The people on the Chinese Herbs for Allergies Facebook group (a wonderful resource that I highly recommend if you are interested in TCM treatment) have been helpful in guiding me in my latest attempt to be more efficient.


  1. Throughout the month, I note any incidents of consequence in my google calendar. I've chosen bright red for the color so it stands out, although I would of course filter the calendar to show only allergy events.
  2. At the end of the month, I turn those events into a bulleted list in an e-mail.
  3. At the beginning of the e-mail, I re-cap James's current protocol, if there's been any deviation, and how much we currently have left of the herbs.
  4. This month, James had a (brief) message of his own that I added at the end. There is a portion of his protocol (a bath) he had to stop due to his hives. Hot water frequently makes hives worse and this was the case for him. He's eager to restart the bath because he feels that doing the full protocol will be the most effective.
I'm always open for suggestions on how to use this time most efficiently. I only wish we lived close enough to see Dr. Li in person.

Friday, May 1, 2015

Where in the World is My Epi?

Kids with Food Allergies is running a year long campaign to encourage people to always have their epi-pens (or epinephrine device of choice with them). By uploading a picture with the #WhereInTheWorldIsMyEpinephrine at a platform of your choice (see details here ), you can be entered into a monthly drawing for $400 worth of products.
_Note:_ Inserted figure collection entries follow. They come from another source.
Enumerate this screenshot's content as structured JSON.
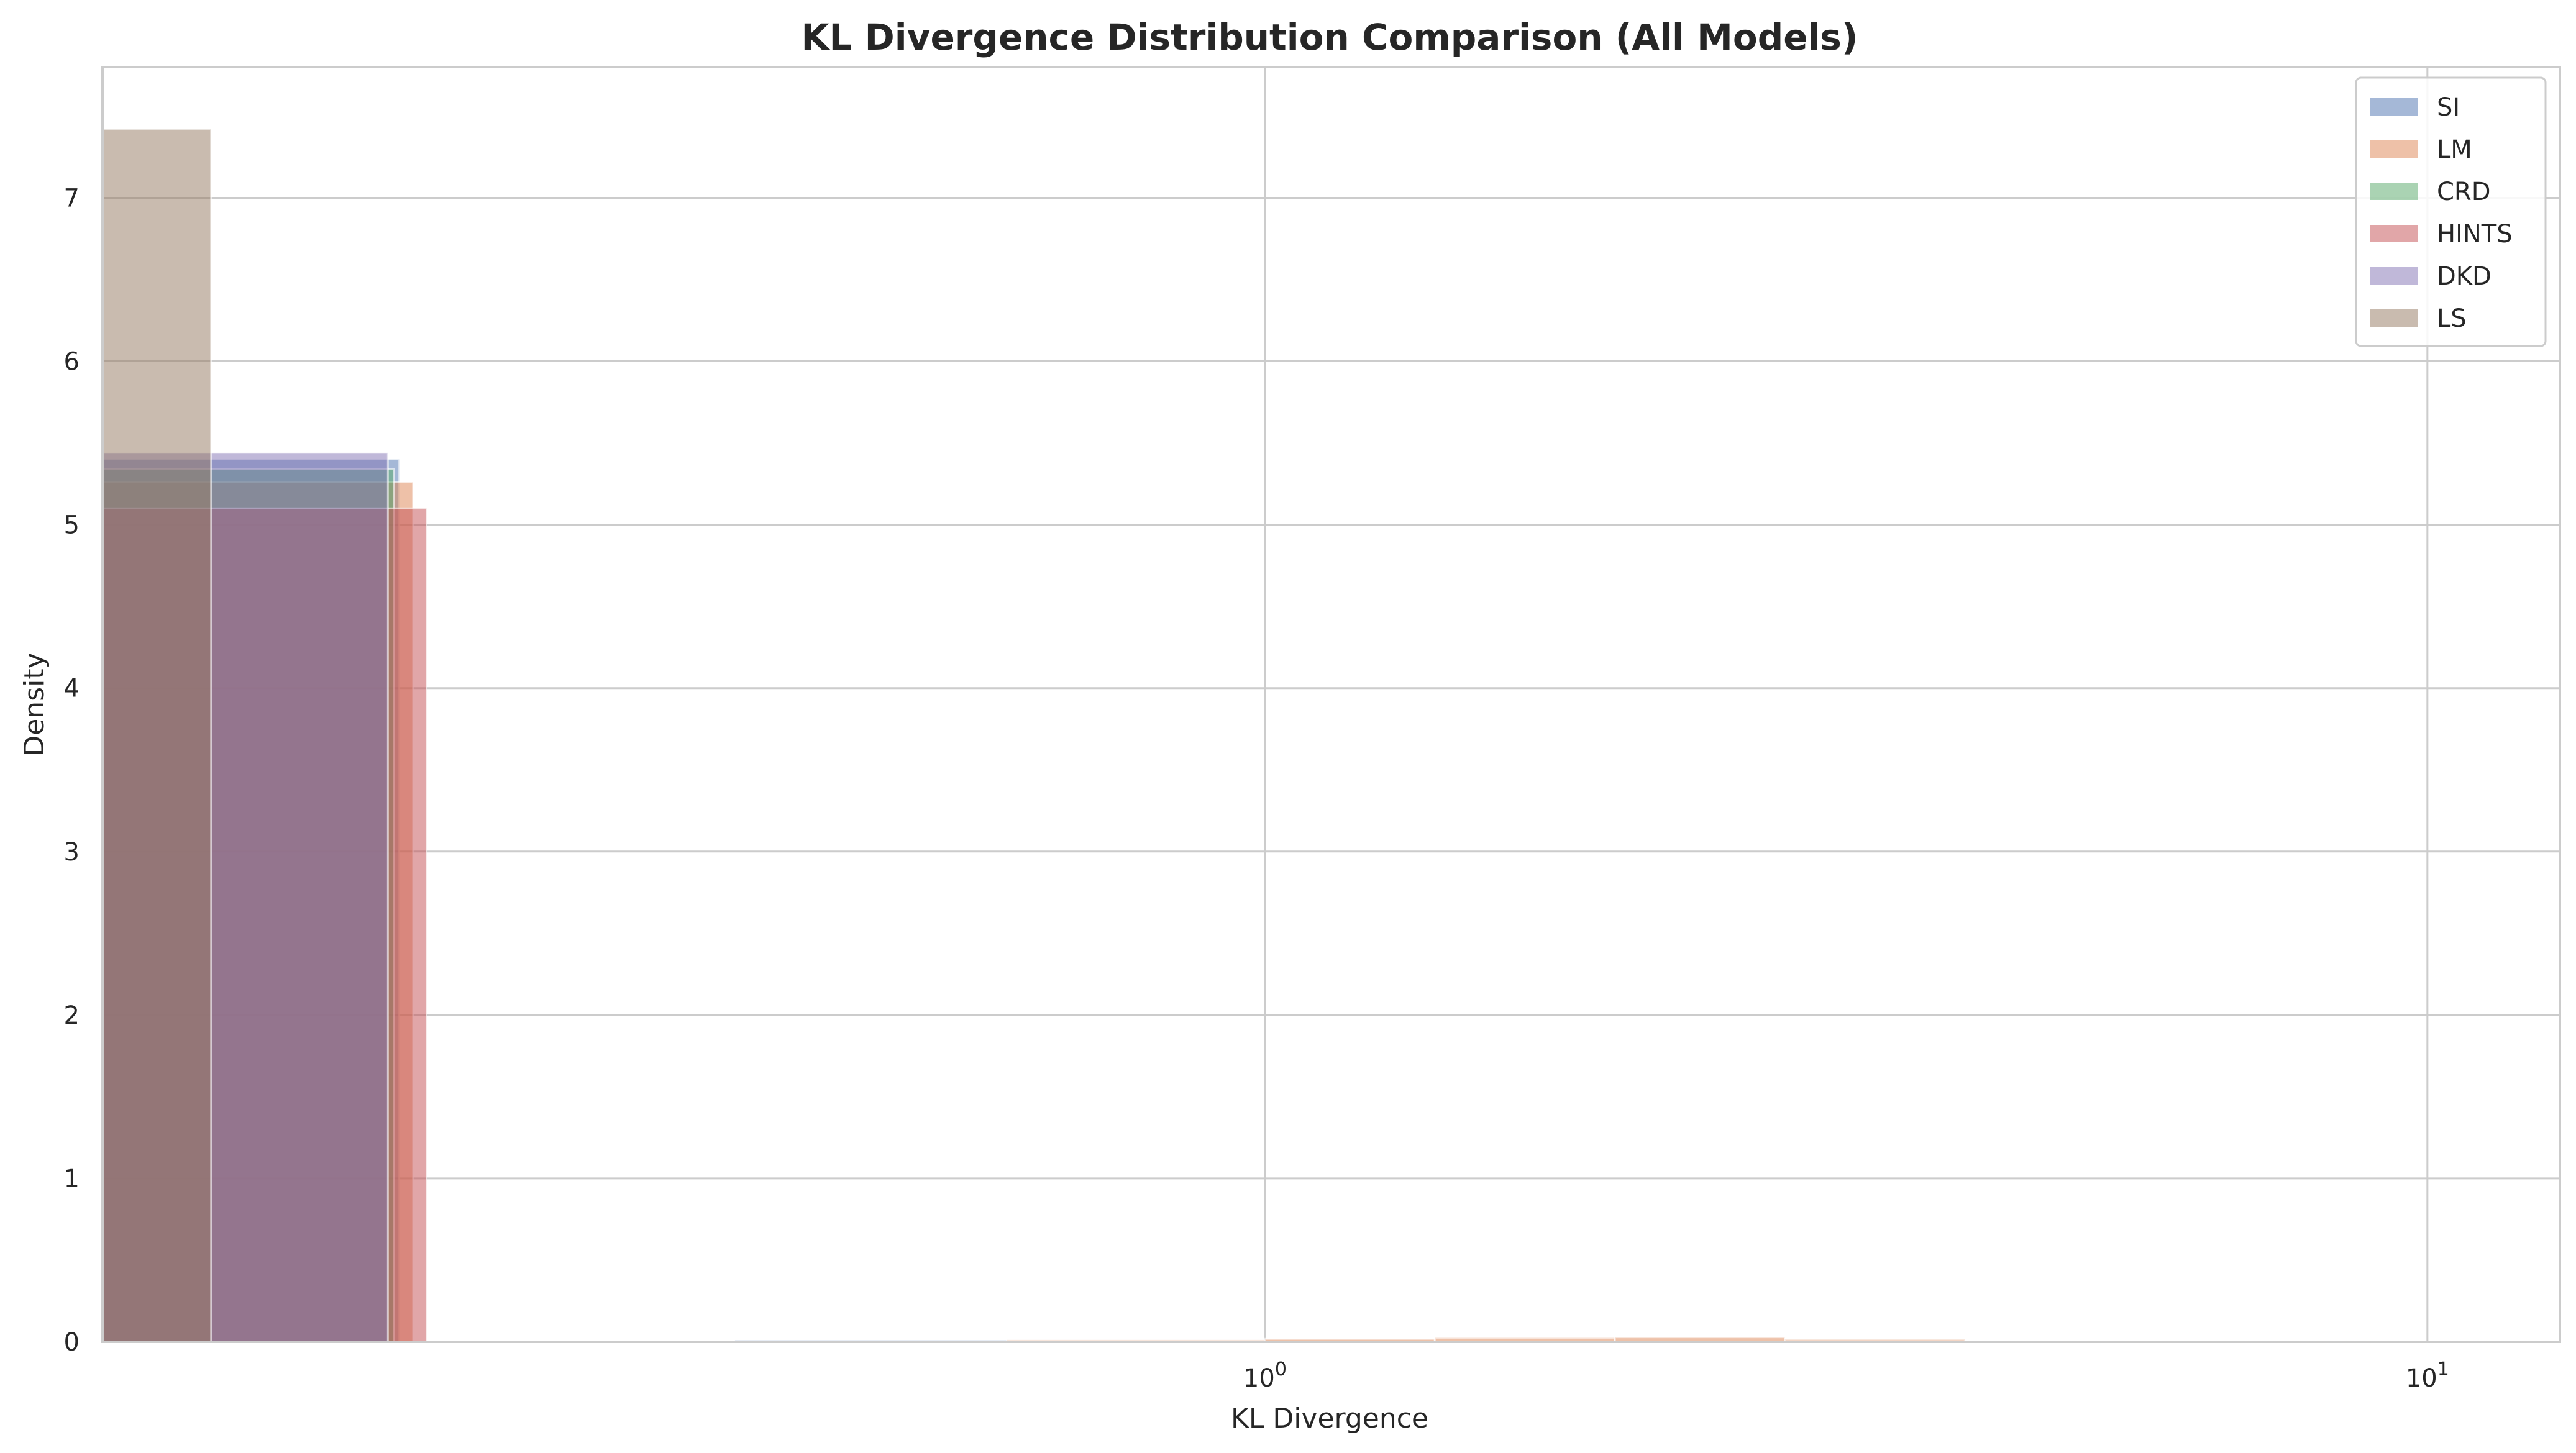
{
  "chart_data": {
    "type": "bar",
    "title": "KL Divergence Distribution Comparison (All Models)",
    "xlabel": "KL Divergence",
    "ylabel": "Density",
    "xscale": "log",
    "xlim": [
      0.1,
      13
    ],
    "ylim": [
      0,
      7.8
    ],
    "yticks": [
      0,
      1,
      2,
      3,
      4,
      5,
      6,
      7
    ],
    "xticks": [
      {
        "value": 1,
        "label": "10",
        "exp": "0"
      },
      {
        "value": 10,
        "label": "10",
        "exp": "1"
      }
    ],
    "grid": true,
    "legend_position": "top-right",
    "series": [
      {
        "name": "SI",
        "color": "#4C72B0",
        "bins": [
          {
            "x0": 0.1,
            "x1": 0.18,
            "y": 5.4
          },
          {
            "x0": 0.35,
            "x1": 0.6,
            "y": 0.01
          }
        ]
      },
      {
        "name": "LM",
        "color": "#DD8452",
        "bins": [
          {
            "x0": 0.1,
            "x1": 0.185,
            "y": 5.26
          },
          {
            "x0": 0.6,
            "x1": 1.0,
            "y": 0.012
          },
          {
            "x0": 1.0,
            "x1": 1.4,
            "y": 0.018
          },
          {
            "x0": 1.4,
            "x1": 2.0,
            "y": 0.025
          },
          {
            "x0": 2.0,
            "x1": 2.8,
            "y": 0.028
          },
          {
            "x0": 2.8,
            "x1": 4.0,
            "y": 0.015
          }
        ]
      },
      {
        "name": "CRD",
        "color": "#55A868",
        "bins": [
          {
            "x0": 0.1,
            "x1": 0.178,
            "y": 5.34
          }
        ]
      },
      {
        "name": "HINTS",
        "color": "#C44E52",
        "bins": [
          {
            "x0": 0.1,
            "x1": 0.19,
            "y": 5.1
          }
        ]
      },
      {
        "name": "DKD",
        "color": "#8172B3",
        "bins": [
          {
            "x0": 0.1,
            "x1": 0.176,
            "y": 5.44
          }
        ]
      },
      {
        "name": "LS",
        "color": "#937860",
        "bins": [
          {
            "x0": 0.1,
            "x1": 0.124,
            "y": 7.42
          }
        ]
      }
    ]
  }
}
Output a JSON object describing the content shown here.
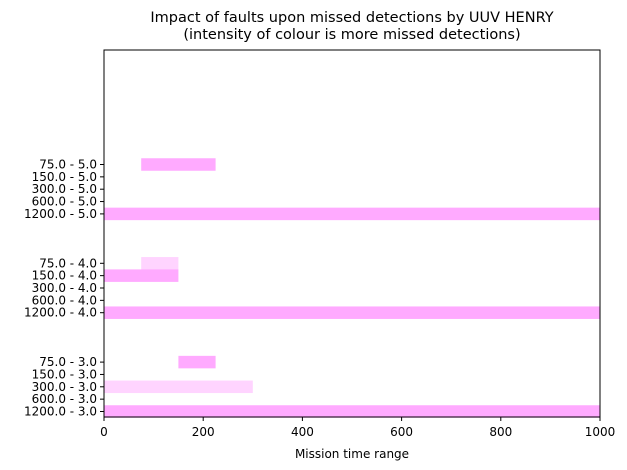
{
  "chart_data": {
    "type": "bar",
    "orientation": "horizontal",
    "title": "Impact of faults upon missed detections by UUV HENRY",
    "subtitle": "(intensity of colour is more missed detections)",
    "xlabel": "Mission time range",
    "ylabel": "",
    "xlim": [
      0,
      1000
    ],
    "x_ticks": [
      0,
      200,
      400,
      600,
      800,
      1000
    ],
    "grid": false,
    "legend": "none",
    "colors": {
      "strong": "#ffaaff",
      "light": "#ffd4ff",
      "axis": "#000000"
    },
    "groups": [
      {
        "categories": [
          "75.0 - 5.0",
          "150.0 - 5.0",
          "300.0 - 5.0",
          "600.0 - 5.0",
          "1200.0 - 5.0"
        ],
        "bars": [
          {
            "category": "75.0 - 5.0",
            "start": 75,
            "end": 225,
            "intensity": "strong"
          },
          {
            "category": "1200.0 - 5.0",
            "start": 0,
            "end": 1000,
            "intensity": "strong"
          }
        ]
      },
      {
        "categories": [
          "75.0 - 4.0",
          "150.0 - 4.0",
          "300.0 - 4.0",
          "600.0 - 4.0",
          "1200.0 - 4.0"
        ],
        "bars": [
          {
            "category": "75.0 - 4.0",
            "start": 75,
            "end": 150,
            "intensity": "light"
          },
          {
            "category": "150.0 - 4.0",
            "start": 0,
            "end": 150,
            "intensity": "strong"
          },
          {
            "category": "1200.0 - 4.0",
            "start": 0,
            "end": 1000,
            "intensity": "strong"
          }
        ]
      },
      {
        "categories": [
          "75.0 - 3.0",
          "150.0 - 3.0",
          "300.0 - 3.0",
          "600.0 - 3.0",
          "1200.0 - 3.0"
        ],
        "bars": [
          {
            "category": "75.0 - 3.0",
            "start": 150,
            "end": 225,
            "intensity": "strong"
          },
          {
            "category": "300.0 - 3.0",
            "start": 0,
            "end": 300,
            "intensity": "light"
          },
          {
            "category": "1200.0 - 3.0",
            "start": 0,
            "end": 1000,
            "intensity": "strong"
          }
        ]
      }
    ]
  }
}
Here's a collection of pictures from our recent trip. Can you see his epi-pens in these pictures? They are visible, although I don't think visible enough for the contest (which is fine, James would not want them that visible).



The bottom two pictures were taken at Zion National Park. We took a shuttle on the way back and here's what we heard over the radio as we went (name and age changed for privacy because I, frankly, can't believe they gave that information out over the radio when it wasn't private):

We have a 15 year old girl, Trixie, in anaphylactic shock. Epi has been given. Coming out of the Narrows.

What did she react to?

In my head: Who the hell cares?

I don't know. She has been given an epi-pen. Her throat just started closing up. We need an ambulance.

But, was she stung by something? Did she eat something?

In my head again: Who the hell cares?

James: "Why isn't the driver calling for help?" 

Our driver had not been using the radio, this was all overheard, so we explained that he would hear what was going on throughout the park, but that others were helping.

James: "Someone needs to help her."

We're out of the Narrows now. 

Is she stable?

In my head: Finally!

Yes, she's stable. She's walking.

Ambulance and rangers are on their way.

And at this point, they pass our shuttle.

This is the Narrows.


She was smart, she carried her epi-pen. I am still thinking of her everyday and hoping she is ok.

Where in the world is your epinephrine?